My best friend and her entire family died in a plane crash this year and this book helps give me such acceptance to death. I never thought i would have to think about death at only 17 but now that i have had to deal with it this book has made me so much stronger
After the long death of the man who helped raise me, this book reminded me to live for what he had stood for. A remarkable way to reclaim not only my own soul, but my own life and happiness.
A well written book that's great for people who have been hurt or are in question about their god. It gave me a new outlook on life. The author talks about his personal struggles and his inability to accept some of the religious aspects of god. A truely compassionate man who shares the same questions of scripture interpretation as I. His personal accounts and senerios are the base for his beliefs, along with actual passages from the bible.

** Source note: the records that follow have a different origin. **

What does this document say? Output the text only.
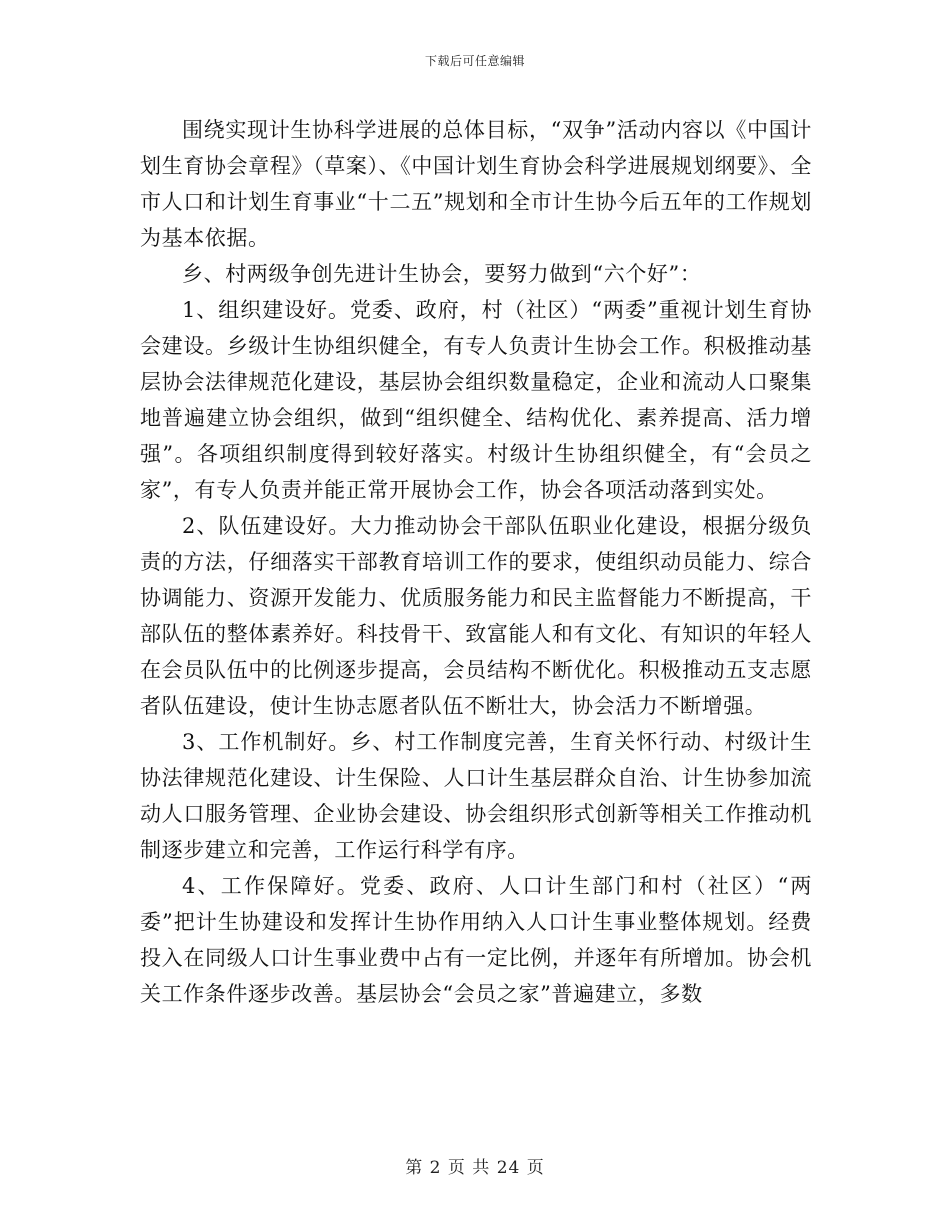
下载后可任意编辑

围绕实现计生协科学进展的总体目标，“双争”活动内容以《中国计划生育协会章程》（草案）、《中国计划生育协会科学进展规划纲要》、全市人口和计划生育事业“十二五”规划和全市计生协今后五年的工作规划为基本依据。

乡、村两级争创先进计生协会，要努力做到“六个好”：

1、组织建设好。党委、政府，村（社区）“两委”重视计划生育协会建设。乡级计生协组织健全，有专人负责计生协会工作。积极推动基层协会法律规范化建设，基层协会组织数量稳定，企业和流动人口聚集地普遍建立协会组织，做到“组织健全、结构优化、素养提高、活力增强”。各项组织制度得到较好落实。村级计生协组织健全，有“会员之家”，有专人负责并能正常开展协会工作，协会各项活动落到实处。

2、队伍建设好。大力推动协会干部队伍职业化建设，根据分级负责的方法，仔细落实干部教育培训工作的要求，使组织动员能力、综合协调能力、资源开发能力、优质服务能力和民主监督能力不断提高，干部队伍的整体素养好。科技骨干、致富能人和有文化、有知识的年轻人在会员队伍中的比例逐步提高，会员结构不断优化。积极推动五支志愿者队伍建设，使计生协志愿者队伍不断壮大，协会活力不断增强。

3、工作机制好。乡、村工作制度完善，生育关怀行动、村级计生协法律规范化建设、计生保险、人口计生基层群众自治、计生协参加流动人口服务管理、企业协会建设、协会组织形式创新等相关工作推动机制逐步建立和完善，工作运行科学有序。

4、工作保障好。党委、政府、人口计生部门和村（社区）“两委”把计生协建设和发挥计生协作用纳入人口计生事业整体规划。经费投入在同级人口计生事业费中占有一定比例，并逐年有所增加。协会机关工作条件逐步改善。基层协会“会员之家”普遍建立，多数

第 2 页 共 24 页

I would recommend this book to anyone but would strongly earge those who are struggling with their beliefs to pick this one up!!
THE BOOK WAS WONDERFUL.MY BEST FRIEND LOST HER 1 1/2 YR. OLD SON TO AN AUTO ACCIDENT FROM A TRACTOR AND TRAILER DRIVER. WE LOST A GREAT LITTLE BOY AND LIFE WITHOUT HIM WILL BE DIFFICULT.BUT RABBI KUSHNER MADE ME REALIZE AT HIS SEMINAR IN TYLER THAT LIFE MUST GO ON. AND I WOULD JUST LIKE TO SAY THANK YOU,RABBI KUSHNER FOR BRINGING PEACE TO MY LIFE.
A friend gave me this book just after my miscarriage last fall. It really helped me to deal with my grief, without losing my faith in God. I have since bought copies of this book for friends that are also suffering a loss.